Ein paar Meter weiter zieht ein Mädchen einen Wassereimer aus einem Brunnen. „Um die Wasserversorgung haben wir uns in diesem Dorf gekümmert, denn da hätte die Regierung nichts getan”, erzählt die Ordensfrau. Zu einer sinnvollen Zusammenarbeit zu kommen, war nach der Katastrophe eine der größten Herausforderungen für Kirchen, NGOs und den indischen Staat. Zunächst habe die Regierung vorsichtig auf die Idee einer Zusammenarbeit mit der Kirche reagiert, so Pater George Selvaraj, Koordinator der Tsunami-Hilfe der Katholischen Kirche auf den Andamanen und Nikobaren, „Da waren wir hilflos. Die ganze Welt hatte uns unterstützt, damit wir den Menschen helfen, und wir durften nichts tun. Aber dann hat die Regierung ihre Einschätzung geändert und mittlerweile funktioniert es“, meint er.
Riesige Hilfsbereitschaft aus aller Welt
Das gilt nicht für alle. Andere ausländische Hilfsorganisationen, die mit den Gegebenheiten vor Ort nicht vertraut waren, stießen auf Schwierigkeiten: „Eine Organisation”, erzählt eine Frau, „hat uns gesagt, sie könnten uns einen kleinen Laden aufbauen. Ich habe gleich zugeschlagen“, erzählt sie. „Aber kaum hatte ich den Laden aufgebaut und alles darin, kommt die Regierung und sagt mir ,Wir müssen dein Geschäft einreißen, weil das Land, auf dem es steht, nicht dir gehört.‘ Da hat sich die Organisation nicht informiert!“
„Dass die Leute hier das Seebeben langsam überwinden, ist der riesigen Hilfsbereitschaft aus aller Welt zu verdanken“, sagt Schwester Agnes, als sie das Dorf Balu Level hinter sich lässt. „Wenn dir Menschen aus einem Land, das weiter weg ist, als du dir vorstellen kannst, einen Brunnen schenken, so wirst du das nie vergessen. Das versöhnt dich wieder mit so vielem.

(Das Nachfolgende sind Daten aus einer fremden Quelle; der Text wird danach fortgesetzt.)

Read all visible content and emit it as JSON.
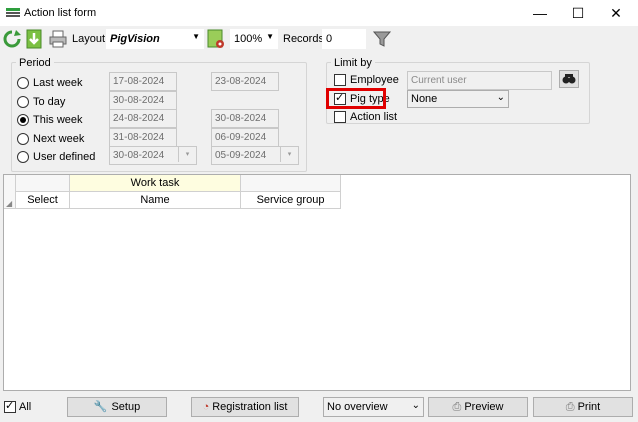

Das hinterlässt einen unermesslichen Schatz: das Wissen, das andere dir im Unglück zur Seite stehen. Und das Unvorstellbare: Das sind Menschen, die dich gar nicht persönlich kennen.”
Der Abend ist hereingebrochen. Die MS Dering liegt im Hafen bereit. Schwester Agnes wird weder heute Nacht an Bord sein noch in den kommenden Wochen. Nun beginnt ihre Aufgabe hier. Sie wird junge Leute ausbilden, die den Opfern dabei helfen sollen, in ein normales Leben zurückzukehren. Eine Arbeitsstelle zu finden wie Pushpas Mann. Ein Unternehmen zu gründen wie Seroj. Worte zu finden für den schlimmsten Tag ihres Lebens, den 26. Dezember2004.